Art of Persistence

"The art of love ... is largely the art of persistence." -Albert Ellis

Wednesday, July 04, 2007

Epiphany #302

A few weeks ago, just after Father's Day, I was driving home from work on an alternate route, trying to stop dwelling on my own heartaches and frustrations with career and finances, when I noticed an old house that reminded me powerfully of the house in which I grew up. It brought back images of my Dad when he was not yet aged, when he was struggling to raise three boys on his own. I remember him waking up before God so that he could work the job he didn't like so that he could pay the bills. I remember him sitting at the kitchen table concentrating powerfully on those bills. I remember him plowing that long driveway in the Winters before we were big enough to help. I remember him in his old clothes working in the garden to feed our growing appetites and save a few dollars. And that old house reminded me of our house: the archaic, threadbare carpet, hand-me-down furniture and general on-the-edge-of-tumble-down condition. Suddenly I realized that my Dad must have felt all the same heartaches and frustrations , except his were intensified by his love for three motherless boys.

It was all I could do to keep my tears in check enough to drive safely. I know that while growing up we all complained about not having or doing the same things as the neighbor kids. We whined about the lack of horses, minibikes, swimming pools, bb guns, etc.. As most kids, I had never really given much thought to how my Dad was working the best he knew how to provide for us. All I could see was what TV and the neighbors told me I should have, but didn't. Now I was feeling how all of this complaining must have added to his heartaches and frustrations.

This past weekend we went for a visit to see our families back in our home state. While leaving my Auntie's house, I noticed all the knick-knacks that she's acquired over the decades, some from her son, some from nieces and nephews (including me). And something like the feeling that I had experienced while driving past that old house came over me. I realized, I felt it in my bones, that my Auntie has felt many of those same heartaches and frustrations.

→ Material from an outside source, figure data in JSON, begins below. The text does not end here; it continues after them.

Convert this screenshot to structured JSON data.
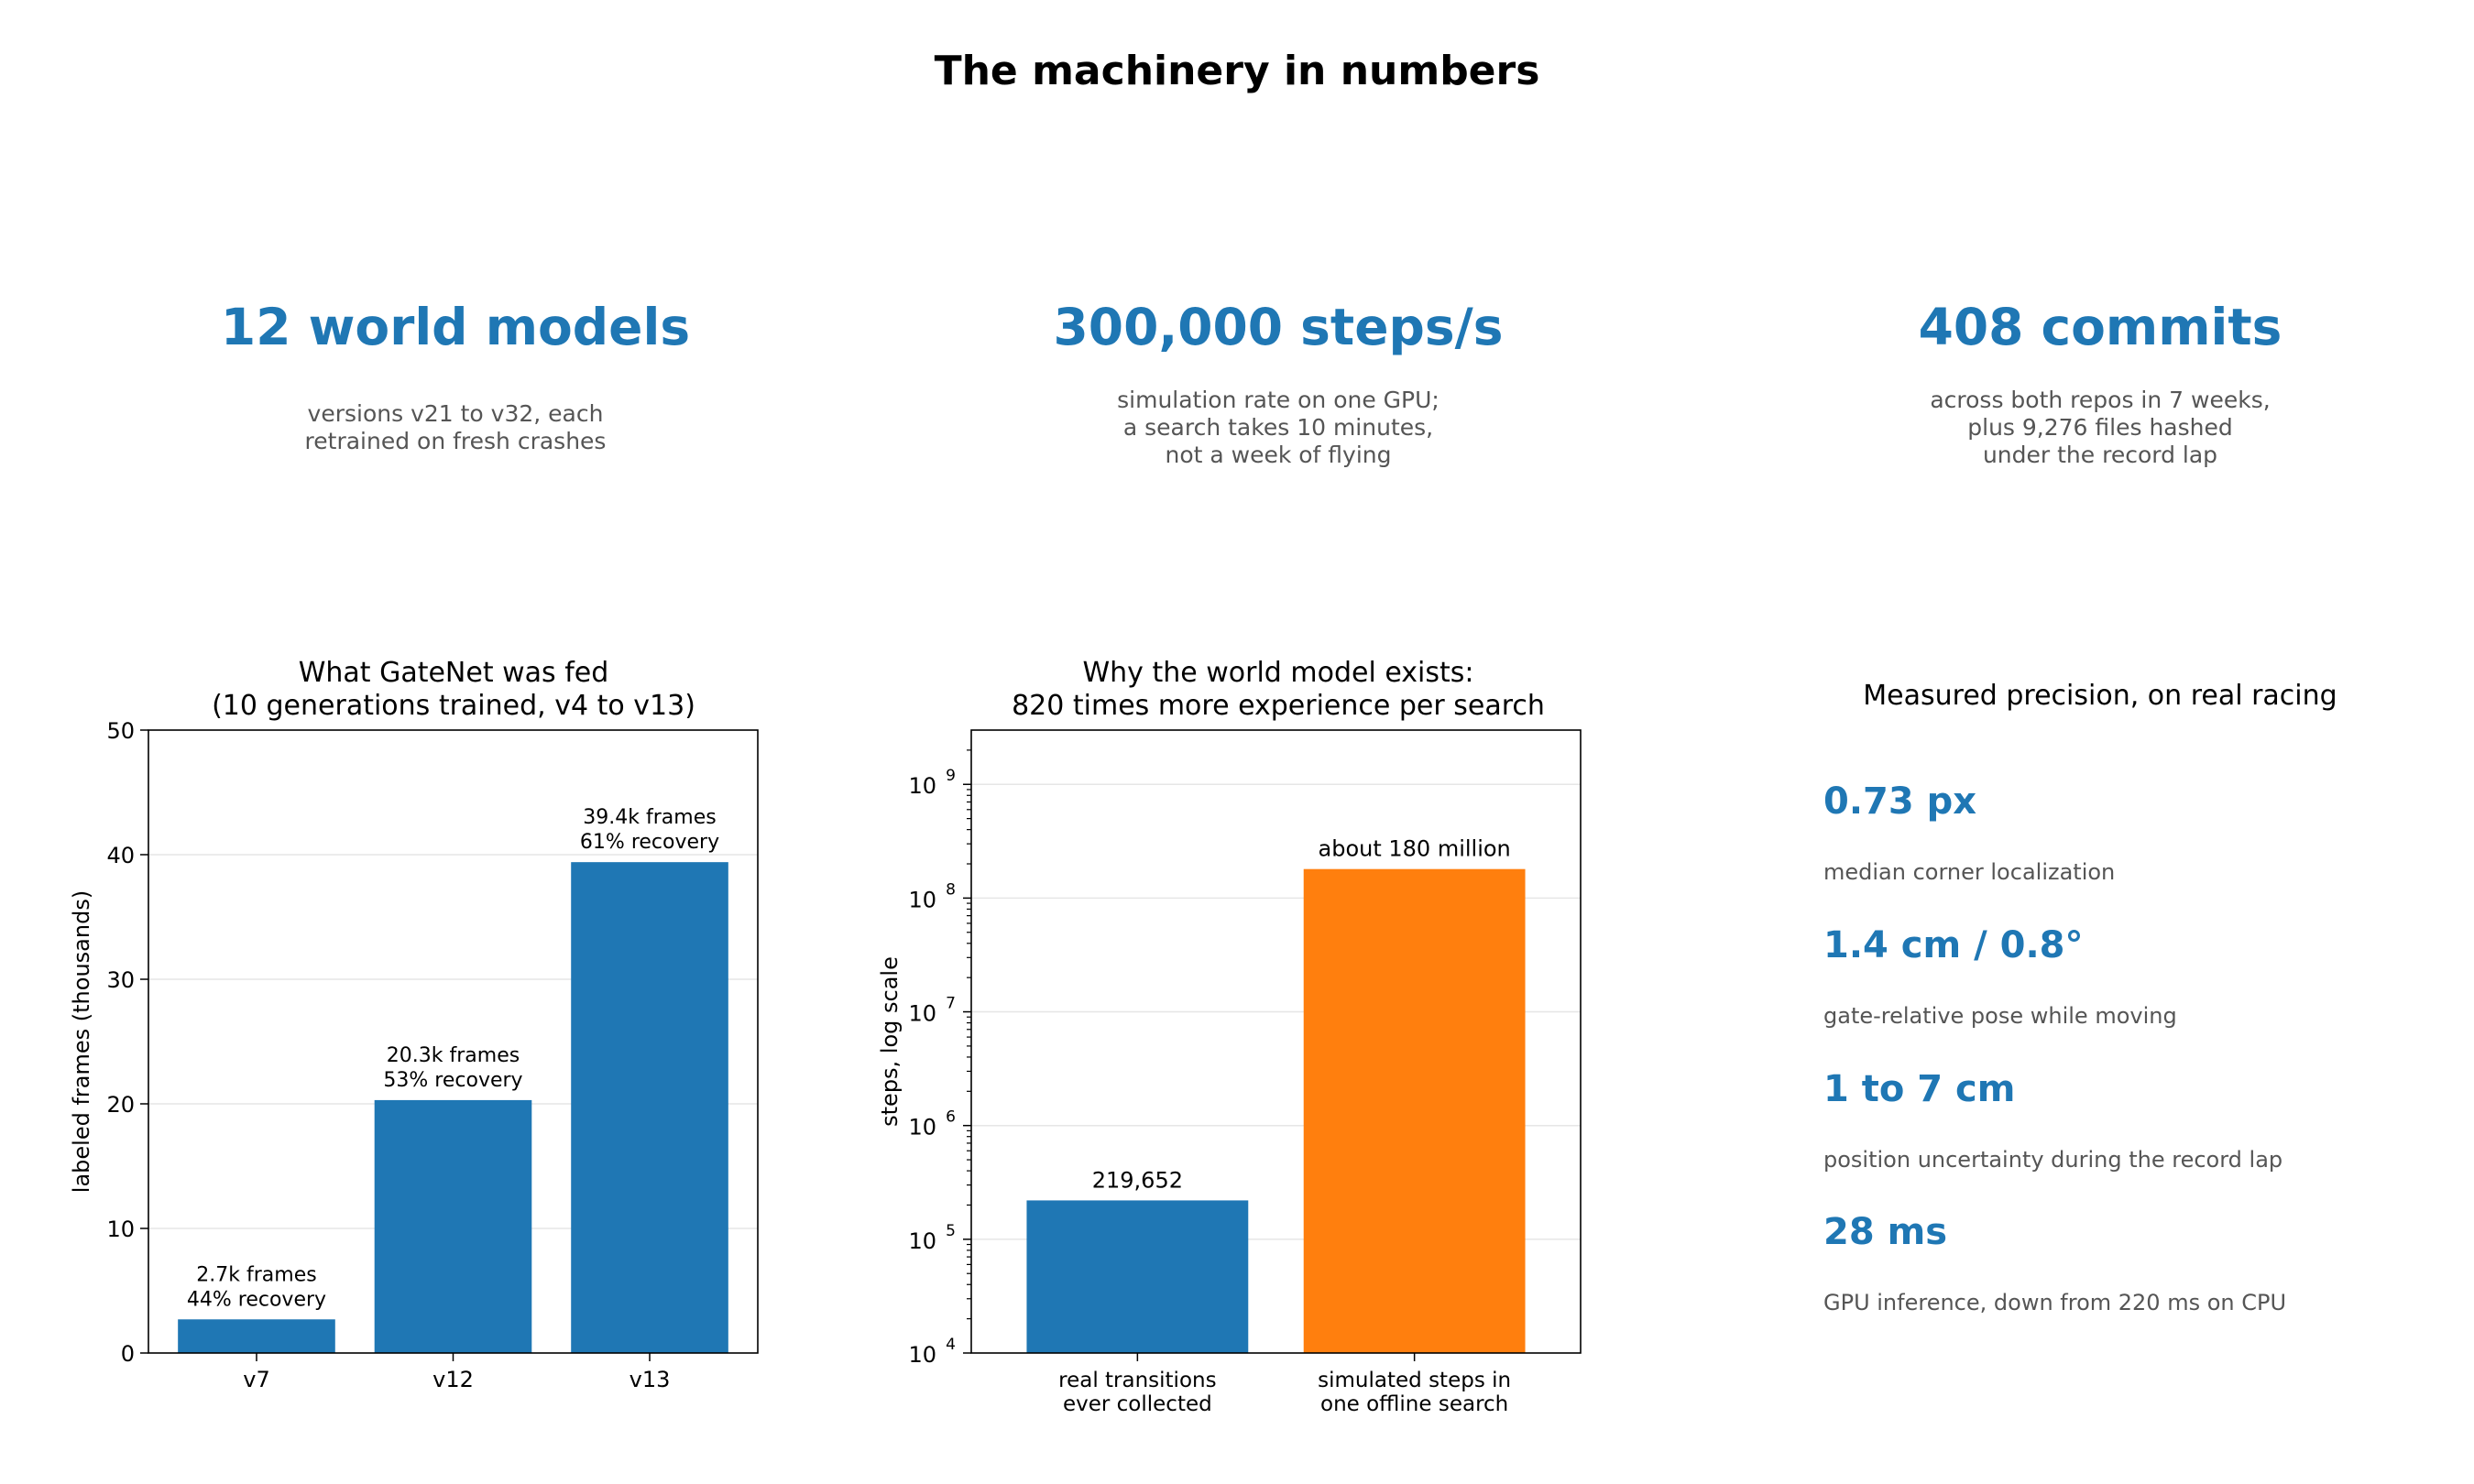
{
  "title": "The machinery in numbers",
  "stats": [
    {
      "value": "12 world models",
      "lines": [
        "versions v21 to v32, each",
        "retrained on fresh crashes"
      ]
    },
    {
      "value": "300,000 steps/s",
      "lines": [
        "simulation rate on one GPU;",
        "a search takes 10 minutes,",
        "not a week of flying"
      ]
    },
    {
      "value": "408 commits",
      "lines": [
        "across both repos in 7 weeks,",
        "plus 9,276 files hashed",
        "under the record lap"
      ]
    }
  ],
  "chart_data": [
    {
      "type": "bar",
      "title_lines": [
        "What GateNet was fed",
        "(10 generations trained, v4 to v13)"
      ],
      "categories": [
        "v7",
        "v12",
        "v13"
      ],
      "values": [
        2.7,
        20.3,
        39.4
      ],
      "bar_labels": [
        [
          "2.7k frames",
          "44% recovery"
        ],
        [
          "20.3k frames",
          "53% recovery"
        ],
        [
          "39.4k frames",
          "61% recovery"
        ]
      ],
      "xlabel": "",
      "ylabel": "labeled frames (thousands)",
      "ylim": [
        0,
        50
      ],
      "yticks": [
        0,
        10,
        20,
        30,
        40,
        50
      ],
      "grid": "y",
      "color": "#1f77b4"
    },
    {
      "type": "bar",
      "title_lines": [
        "Why the world model exists:",
        "820 times more experience per search"
      ],
      "categories": [
        [
          "real transitions",
          "ever collected"
        ],
        [
          "simulated steps in",
          "one offline search"
        ]
      ],
      "values": [
        219652,
        180000000
      ],
      "bar_labels": [
        "219,652",
        "about 180 million"
      ],
      "colors": [
        "#1f77b4",
        "#ff7f0e"
      ],
      "xlabel": "",
      "ylabel": "steps, log scale",
      "yscale": "log",
      "ylim": [
        10000,
        3000000000
      ],
      "ytick_exponents": [
        "4",
        "5",
        "6",
        "7",
        "8",
        "9"
      ],
      "ytick_base": "10",
      "grid": "y"
    }
  ],
  "precision": {
    "title": "Measured precision, on real racing",
    "items": [
      {
        "value": "0.73 px",
        "desc": "median corner localization"
      },
      {
        "value": "1.4 cm / 0.8°",
        "desc": "gate-relative pose while moving"
      },
      {
        "value": "1 to 7 cm",
        "desc": "position uncertainty during the record lap"
      },
      {
        "value": "28 ms",
        "desc": "GPU inference, down from 220 ms on CPU"
      }
    ]
  }
}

I knew that any decent parent has struggled with heartaches and frustrations and has offered anguished prayers to provide something better for their children.

In my mind I could see a huge crowd of parents with their children. And I knew that each of these parents felt something of these same hurts that I've felt, but magnified because they were the result of their concern for their children. Driving back to our home in the diaspora, seeing all the names of towns full of people that I don't and will never know, I was moved by the thought of this enormous amount of love, by the millions of parents praying for their children, struggling and sacrificing for them. And there are not just whole towns, but whole states, whole countries, whole continents full of people I don't and will never know. And most of these parents are loving their children the best way they know how, pouring out their energy, their very lives for the sake of the helpless. Love circles the earth, cradles it, and lullabies it with heart-rending prayers for the future.